Author Archives: Karl Ulrich

Ulrich News – September 2014

1. Interview with Peter Thiel

This week I had the real pleasure of interviewing Peter Thiel with my colleague Mike Useem. Peter is the co-founder of Paypal, which is where he got his start on becoming a billionaire. He’s a provocative public figure, and is known as a libertarian. Listen to this five-minute excerpt of my interview with him, where I challenge him about whether or not independent action can really address major societal challenges. I found him thoughtful and reasonable all around on the points we discussed.

Peter Thiel

Peter Thiel

2. Update on learning Chinese: Excellent Resources + My Public Commitment

In June, I wrote a post on my efforts to learn a few dozen Chinese characters while in China this past Summer. That early learning was so interesting that I kept going, and have been studying the language more seriously for the last few months. I have taken a multi-faceted approach and have been really energized by my steady progress. To calibrate you, I still can’t understand much of what a native speaker says at normal speed, but just tonight I bought two lobsters at my local Chinese grocery in Mandarin and we communicated quite well. (The fish guys there don’t speak English, which is perfect.

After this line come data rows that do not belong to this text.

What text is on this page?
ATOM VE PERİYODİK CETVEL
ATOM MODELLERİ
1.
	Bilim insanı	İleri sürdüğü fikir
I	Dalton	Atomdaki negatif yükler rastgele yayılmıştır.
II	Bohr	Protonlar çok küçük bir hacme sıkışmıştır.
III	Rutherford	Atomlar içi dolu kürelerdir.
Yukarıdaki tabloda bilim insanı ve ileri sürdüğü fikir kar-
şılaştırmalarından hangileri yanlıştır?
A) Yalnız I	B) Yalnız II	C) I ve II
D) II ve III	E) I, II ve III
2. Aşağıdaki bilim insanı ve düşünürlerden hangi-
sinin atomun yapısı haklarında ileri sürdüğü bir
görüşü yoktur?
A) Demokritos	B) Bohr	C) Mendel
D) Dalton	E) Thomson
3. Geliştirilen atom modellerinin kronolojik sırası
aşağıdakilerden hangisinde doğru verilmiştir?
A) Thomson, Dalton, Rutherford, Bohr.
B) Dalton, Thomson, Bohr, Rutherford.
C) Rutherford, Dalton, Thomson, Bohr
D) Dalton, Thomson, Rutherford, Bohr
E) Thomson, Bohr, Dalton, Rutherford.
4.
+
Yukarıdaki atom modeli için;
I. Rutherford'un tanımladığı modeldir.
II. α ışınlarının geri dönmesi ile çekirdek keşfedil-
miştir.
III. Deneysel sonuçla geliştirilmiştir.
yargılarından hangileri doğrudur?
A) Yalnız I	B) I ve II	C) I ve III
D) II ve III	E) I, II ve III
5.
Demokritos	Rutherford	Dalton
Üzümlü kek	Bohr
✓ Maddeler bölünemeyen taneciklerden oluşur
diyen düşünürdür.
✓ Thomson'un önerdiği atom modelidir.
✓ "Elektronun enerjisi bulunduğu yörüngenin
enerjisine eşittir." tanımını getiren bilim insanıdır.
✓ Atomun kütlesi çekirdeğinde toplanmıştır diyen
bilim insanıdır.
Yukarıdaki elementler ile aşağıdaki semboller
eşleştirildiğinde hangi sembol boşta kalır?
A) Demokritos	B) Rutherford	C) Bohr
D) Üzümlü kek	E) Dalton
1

I find myself buying a lot of fish now, for practice.)

In order to use the power of peer pressure and fear of public humiliation,  I’m committing publicly to continuing my study at least through July 2015. I believe I can get to about a second-year collegiate level of speaking, writing, and comprehension with a year of efficient study. What is efficient study? That is going to have to be another post. However, if you are interested in learning Chinese, consider these resources, which I’ve found very helpful. These are in approximate order of my frequency of use:

  • Pleco Dictionary App. Damn good. The best.
  • Speaking with my Chinese-speaking students, I have about 20 students this Semester who are native or near-native speakers of Mandarin. I asked each one of them to speak to me like a 3-year-old for the first five minutes whenever they run into me. Fun. (It usually takes three repeats —  so one of my early phrases learned is “please say it again” 请再说一遍。I also have a half dozen colleagues and former students who put up with this. Thank you all.
  • Chinese Pod (app and website) — wow — very good audio lessons. I think you could learn Chinese just from these. Very engaging and well done. I listen to two of these lessons each direction on my bike commute. No one seems to mind my practicing Chinese as I ride.
  • Nuli Nuli-- excellent system for teaching characters, reading and grammar. You create target word lists and it drills you systematically. I simply entered the 1000 most frequently used characters plus vocabulary words I encounter in practice. I find it only takes a couple of minutes of effort to learn a new character and a few more minutes per day to retain what you know.
  • Anki flashcard system with basic Chinese “card deck”. I use this 15 minutes every morning with my first cup of coffee. Excellent for audio comprehension.
  • I also use Muzzy quite a bit. This is a video system created by the BBC for teaching kids foreign languages. The movies are really good for simple dialogue. I watch with English subtitles until I get the story, then I listen to the Chinese audio on my bike. I can pretty much understand every word after a few times through. Here is an example of the first episode of the videos. Yes, these are made for pre-school kids — but that’s perfect for a newbie. I ripped the audio from all the movies and then put those files on my iPhone for listening while walking or biking.
  • Pinyin Pro 1.1. (app) – very good pinyin pronunciation app. I tested four different apps with native speakers and they voted for this one as the best neutral Chinese accent. (Pinyin is the Romanization of Chinese characters and is absolutely critical to learning the language.)
  • Google Translate to generate pinyin from characters and to get a guess at translation. Translation from English to Chinese is really too literal to be useful in actually learning language, though.
  • And yes, I also have a tutor. Shout out to 杨蕾. She is a Penn PhD student and has a lot of experience tutoring smarty pants Americans. It helps a lot to be accountable to someone — for me that’s once a week, often by Skype.

I also found the Hacking Chinese website quite useful, and very consistent with my hyper-analytical approach to things.

Let me close with a provocative hypothesis. Chinese is a very simple language. It has one very tricky aspect — the characters used to represent the language do not usually tell you very much about how to say them. So, if you don’t know the character, you are stuck. But, technology has largely mitigated that weakness. To write Chinese on a computer or smart phone you just need to be able to recognize the character, not write it with a pen. So, if you don’t care about being able to write with a pen — only with a keyboard — Chinese has gotten a lot easier to master in the last few years.

I think it will take me about 300 hours to get to a level that allows basic conversation, reading, and writing. The problem is that I don’t have 300 new hours of capacity in my normal schedule over the next year or so. Instead I have just added audio to a bunch of daily activities like walking and biking, in order to be able to get as much learning time as possible in an already impossible schedule.

I’d love to share notes if any of you are also taking on this super interesting challenge.